5. How can we know what is really going on?

  • We created the Peace List to give us space to share. Sign up at the Circle of Peacemakers site.,  FB page is
  • We should keep going where there is no peace so we can know things first hand. Make friends in war-torn places. Almost always our brothers and sisters in Christ are in the middle of things; they can tell us if we are listening.
  • Through Twitter, people are eager to share first-hand reporting. @rodofcircle has many connections in his list of people he follows from the Middle East (Palestine in particular).
  • Shane suggested Friends without Borders. and Global Days of Listening.
  • A new friend from Kurdistan told us his story and suggested his own institute, the Dialogue Institute
  • Gwen recommended MCC Peace work

6. It is easy to tell someone to be pacifist when we speak for peace from safety.

The choices of a person in Iraq are terrifying and immediate. They have been constantly threatened for years. People from the U.S. do not present easy solutions, even when they think they are doing so. Binary choices are rarely true choices (like to kill or to save lives). As believers, we need to remember that Jesus frees us from sin and death eternally, not just for love and justice now – love and justice will not save us; Jesus has.

A recording of the evening is in the works. Here is the first part:

Catch more segments at the Circle of Peacemakers blogsite.

5 thoughts on “Iraq Aftermath: Six things Christian peacemakers can practice right now.

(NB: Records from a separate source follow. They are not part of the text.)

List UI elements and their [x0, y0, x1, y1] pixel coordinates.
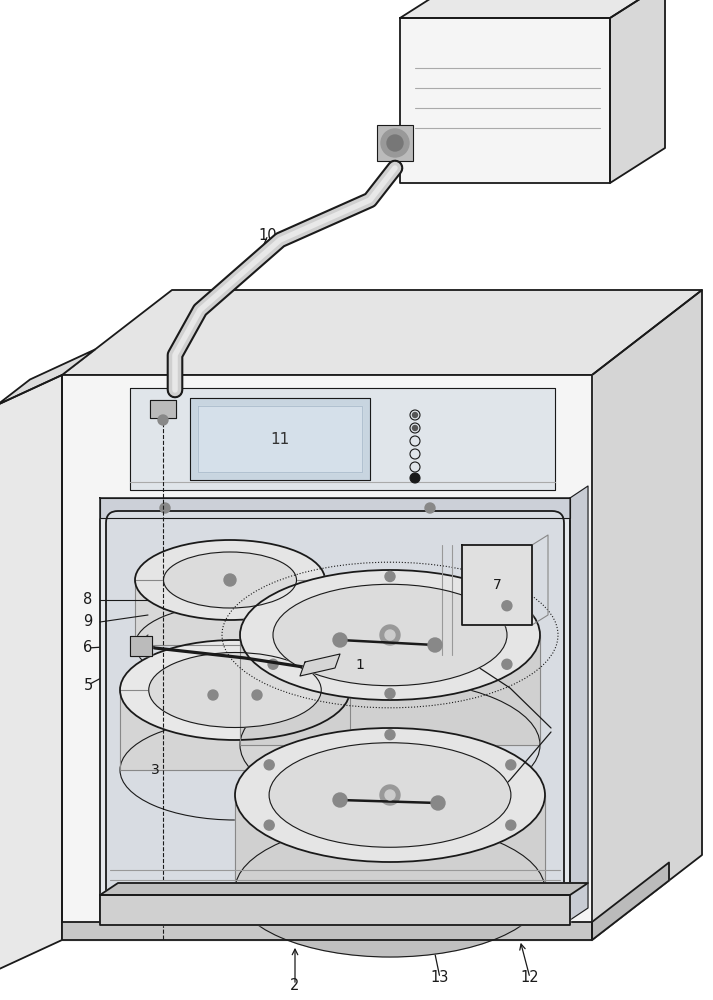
Text: 6: 6 [83, 641, 93, 656]
Circle shape [502, 601, 512, 611]
Text: 13: 13 [431, 970, 449, 986]
Circle shape [502, 659, 512, 669]
Polygon shape [120, 690, 350, 770]
Polygon shape [0, 375, 62, 970]
Circle shape [265, 760, 275, 770]
Polygon shape [150, 400, 176, 418]
Polygon shape [130, 636, 152, 656]
Ellipse shape [235, 823, 545, 957]
Circle shape [208, 690, 218, 700]
Polygon shape [610, 0, 665, 183]
Ellipse shape [163, 552, 297, 608]
Polygon shape [62, 922, 592, 940]
Polygon shape [400, 0, 665, 18]
Circle shape [385, 688, 395, 698]
Polygon shape [100, 498, 570, 518]
Polygon shape [462, 545, 532, 625]
Polygon shape [62, 375, 592, 940]
Text: 9: 9 [83, 614, 93, 630]
Polygon shape [100, 498, 570, 920]
Ellipse shape [120, 720, 350, 820]
Ellipse shape [135, 540, 325, 620]
Circle shape [385, 730, 395, 740]
Text: 8: 8 [83, 592, 93, 607]
Circle shape [410, 473, 420, 483]
Polygon shape [198, 406, 362, 472]
Circle shape [265, 820, 275, 830]
Ellipse shape [387, 135, 403, 151]
Polygon shape [100, 883, 588, 895]
Circle shape [506, 820, 515, 830]
Circle shape [333, 793, 347, 807]
Text: 14: 14 [555, 722, 574, 738]
Circle shape [224, 574, 236, 586]
Circle shape [160, 503, 170, 513]
Circle shape [380, 625, 400, 645]
Circle shape [333, 633, 347, 647]
Ellipse shape [240, 680, 540, 810]
Circle shape [252, 690, 262, 700]
Ellipse shape [135, 605, 325, 685]
Polygon shape [300, 654, 340, 676]
Text: 11: 11 [270, 432, 289, 446]
Polygon shape [570, 486, 588, 920]
Circle shape [268, 659, 278, 669]
Ellipse shape [381, 129, 409, 157]
Circle shape [413, 426, 418, 430]
Circle shape [158, 415, 168, 425]
Circle shape [385, 630, 395, 640]
Circle shape [425, 503, 435, 513]
Text: 4: 4 [585, 34, 595, 49]
Polygon shape [130, 388, 555, 490]
Circle shape [506, 760, 515, 770]
Text: 12: 12 [520, 970, 539, 986]
Circle shape [385, 790, 395, 800]
Ellipse shape [240, 570, 540, 700]
Ellipse shape [149, 652, 322, 728]
Text: 3: 3 [150, 763, 160, 777]
Text: 2: 2 [290, 978, 299, 992]
Ellipse shape [235, 728, 545, 862]
Text: 5: 5 [83, 678, 93, 692]
Circle shape [428, 638, 442, 652]
Circle shape [385, 572, 395, 582]
Polygon shape [592, 862, 669, 940]
Polygon shape [100, 895, 570, 925]
Polygon shape [400, 18, 610, 183]
Text: 7: 7 [493, 578, 501, 592]
Polygon shape [190, 398, 370, 480]
Circle shape [431, 796, 445, 810]
Circle shape [380, 785, 400, 805]
Text: 10: 10 [259, 228, 277, 242]
Polygon shape [135, 580, 325, 645]
Polygon shape [240, 635, 540, 745]
FancyBboxPatch shape [106, 511, 564, 920]
Bar [377, 125, 413, 161]
Circle shape [413, 412, 418, 418]
Polygon shape [235, 795, 545, 890]
Text: 1: 1 [356, 658, 364, 672]
Ellipse shape [273, 584, 507, 686]
Polygon shape [0, 350, 95, 405]
Ellipse shape [269, 743, 511, 847]
Polygon shape [62, 290, 702, 375]
Ellipse shape [120, 640, 350, 740]
Polygon shape [592, 290, 702, 940]
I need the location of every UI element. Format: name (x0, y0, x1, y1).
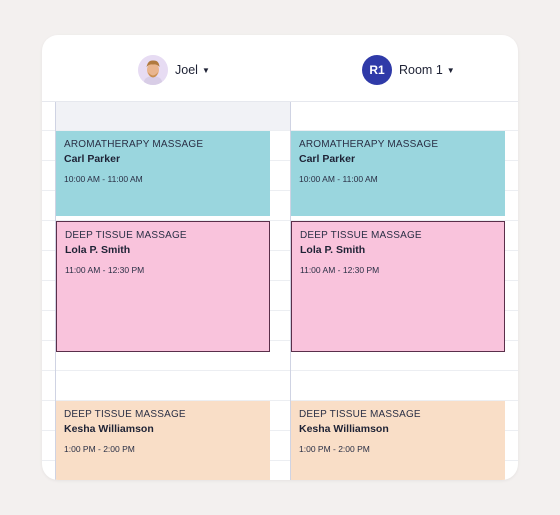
time-gridline (42, 400, 518, 401)
time-gridline (42, 220, 518, 221)
appointment-time: 1:00 PM - 2:00 PM (64, 444, 135, 454)
service-name: DEEP TISSUE MASSAGE (300, 230, 422, 241)
time-gridline (42, 460, 518, 461)
service-name: DEEP TISSUE MASSAGE (64, 409, 186, 420)
appointment-block[interactable]: AROMATHERAPY MASSAGE Carl Parker 10:00 A… (56, 131, 270, 216)
chevron-down-icon: ▼ (201, 66, 210, 75)
resource-selector-joel[interactable]: Joel ▼ (138, 55, 210, 85)
column-divider (290, 102, 291, 480)
time-gridline (42, 250, 518, 251)
appointment-time: 10:00 AM - 11:00 AM (64, 174, 143, 184)
client-name: Lola P. Smith (300, 244, 366, 256)
avatar (138, 55, 168, 85)
appointment-block[interactable]: DEEP TISSUE MASSAGE Kesha Williamson 1:0… (291, 401, 505, 480)
appointment-block[interactable]: DEEP TISSUE MASSAGE Lola P. Smith 11:00 … (56, 221, 270, 352)
resource-selector-room-1[interactable]: R1 Room 1 ▼ (362, 55, 455, 85)
time-gridline (42, 430, 518, 431)
resource-name: Joel (175, 63, 198, 77)
appointment-time: 11:00 AM - 12:30 PM (300, 265, 380, 275)
appointment-block[interactable]: AROMATHERAPY MASSAGE Carl Parker 10:00 A… (291, 131, 505, 216)
client-name: Carl Parker (64, 153, 121, 165)
service-name: AROMATHERAPY MASSAGE (299, 139, 439, 150)
service-name: AROMATHERAPY MASSAGE (64, 139, 204, 150)
client-name: Carl Parker (299, 153, 356, 165)
appointment-time: 10:00 AM - 11:00 AM (299, 174, 378, 184)
resource-name: Room 1 (399, 63, 443, 77)
client-name: Lola P. Smith (65, 244, 131, 256)
unavailable-band (56, 102, 290, 130)
room-badge: R1 (362, 55, 392, 85)
column-divider (55, 102, 56, 480)
calendar-card: Joel ▼ R1 Room 1 ▼ AROMATHERAPY MASSAGE … (42, 35, 518, 480)
time-gridline (42, 340, 518, 341)
time-gridline (42, 280, 518, 281)
time-gridline (42, 160, 518, 161)
time-gridline (42, 310, 518, 311)
client-name: Kesha Williamson (64, 423, 154, 435)
person-photo-icon (138, 55, 168, 85)
service-name: DEEP TISSUE MASSAGE (65, 230, 187, 241)
appointment-time: 11:00 AM - 12:30 PM (65, 265, 145, 275)
appointment-block[interactable]: DEEP TISSUE MASSAGE Lola P. Smith 11:00 … (291, 221, 505, 352)
time-gridline (42, 370, 518, 371)
client-name: Kesha Williamson (299, 423, 389, 435)
appointment-block[interactable]: DEEP TISSUE MASSAGE Kesha Williamson 1:0… (56, 401, 270, 480)
resource-header-row: Joel ▼ R1 Room 1 ▼ (42, 35, 518, 102)
chevron-down-icon: ▼ (446, 66, 455, 75)
time-gridline (42, 130, 518, 131)
time-gridline (42, 190, 518, 191)
schedule-grid: AROMATHERAPY MASSAGE Carl Parker 10:00 A… (42, 102, 518, 480)
appointment-time: 1:00 PM - 2:00 PM (299, 444, 370, 454)
service-name: DEEP TISSUE MASSAGE (299, 409, 421, 420)
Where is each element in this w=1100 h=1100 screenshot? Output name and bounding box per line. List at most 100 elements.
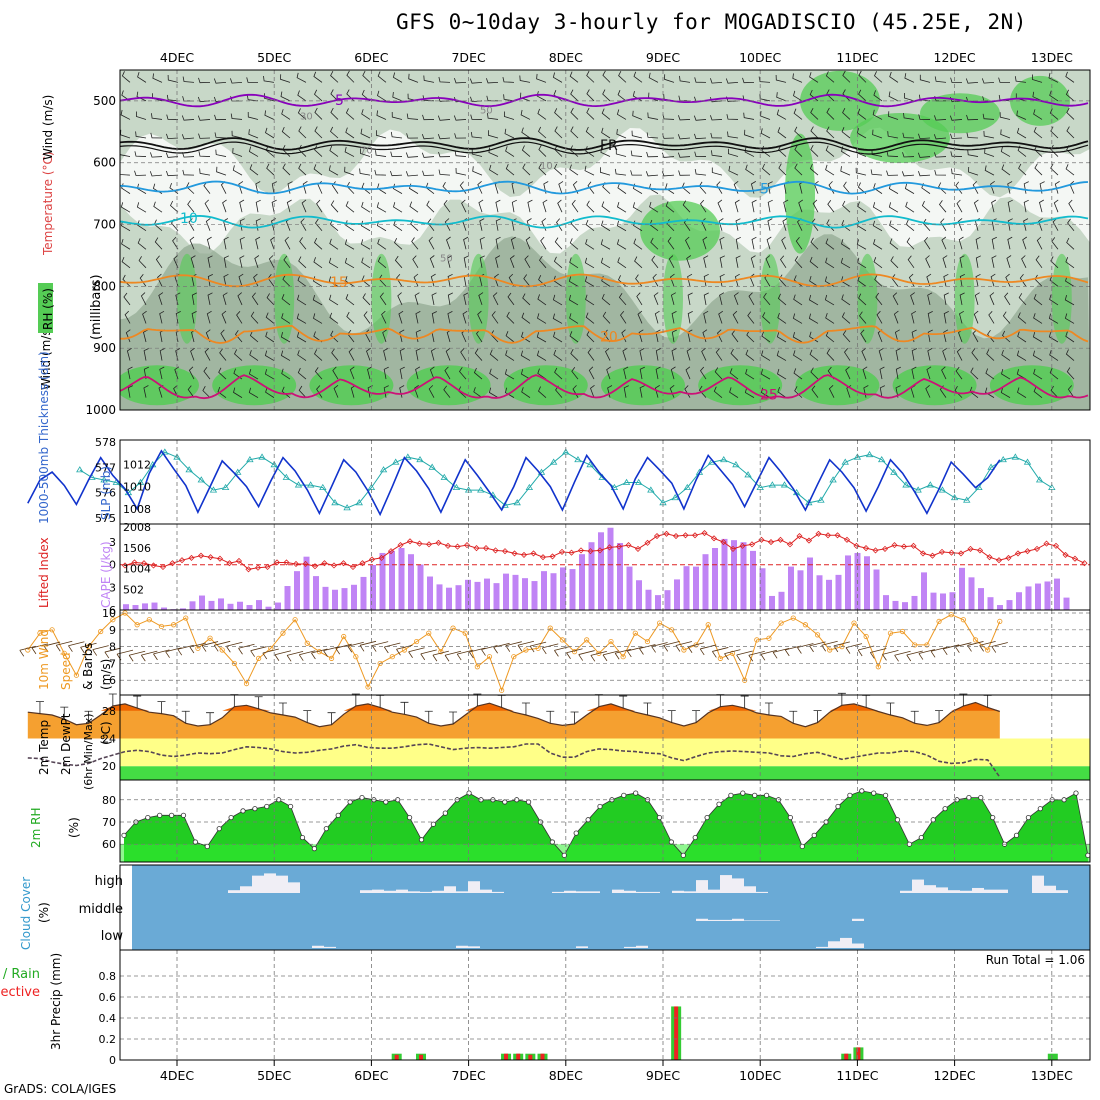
wind-barb — [189, 236, 195, 250]
wind-barb — [828, 385, 835, 398]
rh-point — [442, 810, 448, 816]
wind-barb — [1033, 313, 1043, 324]
wind-barb — [366, 347, 371, 361]
wind-barb — [430, 347, 436, 361]
wind-barb — [1032, 350, 1043, 361]
lifted-index-point — [169, 560, 176, 567]
wind-barb — [542, 199, 548, 213]
wind-barb — [726, 114, 739, 120]
wind-speed-tick: 10 — [102, 607, 116, 620]
wind-barb — [286, 199, 292, 213]
wind-barb — [1014, 76, 1027, 83]
wind-barb — [155, 255, 163, 269]
thickness-point — [877, 455, 886, 463]
thickness-point — [720, 455, 728, 463]
wind-barb — [670, 273, 675, 287]
thickness-point — [306, 481, 315, 488]
surface-wind-barb — [104, 647, 121, 659]
temp-minmax-bar — [327, 712, 336, 725]
wind-barb — [246, 94, 259, 102]
surface-wind-barb — [906, 650, 923, 662]
wind-barb — [345, 276, 355, 287]
wind-barb — [1038, 218, 1043, 231]
thickness-point — [890, 468, 898, 475]
wind-barb — [1007, 236, 1013, 250]
wind-barb — [526, 218, 532, 231]
wind-barb — [143, 385, 149, 398]
wind-barb — [169, 182, 179, 194]
wind-barb — [554, 108, 563, 120]
wind-barb — [686, 255, 692, 268]
wind-barb — [587, 348, 595, 361]
wind-speed-point — [656, 620, 663, 626]
wind-barb — [525, 236, 531, 250]
wind-barb — [942, 255, 948, 268]
wind-barb — [1034, 163, 1043, 176]
cape-bar — [674, 579, 680, 610]
wind-barb — [638, 329, 644, 343]
rh-point — [383, 799, 389, 805]
wind-speed-point — [985, 647, 991, 653]
cape-bar — [284, 586, 291, 610]
thickness-point — [938, 486, 947, 493]
wind-barb — [973, 199, 979, 213]
wind-barb — [601, 201, 611, 213]
temp-minmax-bar — [157, 701, 166, 714]
surface-wind-barb — [529, 641, 547, 653]
cape-bar — [294, 571, 300, 610]
wind-barb — [842, 70, 851, 83]
wind-speed-point — [486, 654, 493, 660]
temp-contour-label: 5 — [760, 182, 769, 198]
rh-point — [716, 801, 722, 807]
wind-speed-point — [499, 687, 505, 693]
wind-barb — [505, 350, 515, 361]
wind-barb — [489, 349, 499, 361]
wind-speed-point — [535, 645, 541, 651]
lifted-index-point — [596, 547, 604, 554]
cloud-high-bar — [708, 889, 720, 893]
cape-bar — [883, 595, 889, 610]
cloud-high-bar — [996, 889, 1008, 893]
cloud-high-bar — [1044, 885, 1056, 893]
lifted-index-point — [378, 554, 385, 562]
pressure-tick: 900 — [93, 341, 116, 355]
wind-barb — [143, 366, 149, 380]
lifted-index-point — [1005, 554, 1012, 562]
lifted-index-point — [406, 538, 414, 545]
wind-barb — [121, 256, 131, 269]
temp-minmax-bar — [473, 693, 482, 706]
wind-barb — [203, 366, 211, 380]
wind-barb — [725, 78, 739, 84]
wind-barb — [428, 385, 435, 398]
wind-barb — [270, 236, 275, 250]
cape-bar — [465, 579, 471, 610]
rh-point — [287, 803, 294, 810]
lifted-index-point — [454, 543, 461, 550]
rh-low-band — [120, 844, 1090, 862]
wind-barb — [1004, 292, 1011, 306]
wind-barb — [841, 220, 851, 232]
wind-barb — [858, 311, 867, 324]
wind-speed-point — [328, 655, 335, 661]
rh-point — [930, 817, 936, 823]
surface-wind-barb — [869, 648, 887, 659]
wind-barb — [122, 274, 131, 287]
cloud-high-bar — [948, 890, 960, 893]
wind-barb — [345, 294, 355, 306]
wind-barb — [421, 133, 435, 140]
wind-barb — [985, 387, 995, 398]
temp-hot-area — [27, 702, 1000, 711]
wind-speed-point — [851, 620, 857, 626]
rh-point — [799, 843, 805, 850]
wind-barb — [524, 255, 531, 269]
wind-barb — [121, 71, 131, 83]
wind-barb — [265, 387, 275, 398]
wind-barb — [474, 348, 483, 361]
cape-bar — [664, 590, 671, 610]
lifted-index-point — [340, 560, 347, 567]
wind-barb — [280, 91, 291, 102]
temp-minmax-bar — [910, 710, 919, 724]
wind-barb — [266, 293, 275, 306]
wind-barb — [685, 236, 691, 250]
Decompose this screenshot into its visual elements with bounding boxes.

  1. Thank you Rod for your summary, especially the six action points of what we can do. Peace is not passivity, but proactively works to address the root causes that lead to war. Today many people object to the effectiveness of peace, saying the USA needs to address the evil of the “Islamic State.” We need to remember that in Iraq War the United Sates created the context into which the radicalization of ISIS was born. Military attacks against this organization will not build peace. Root causes must be addressed.

  2. Thanks Rod, this is a great summary of what came out of our time together! I hope to start with awareness and not be “too distracted to care”. Let’s think about sending some folks from among us over there again too!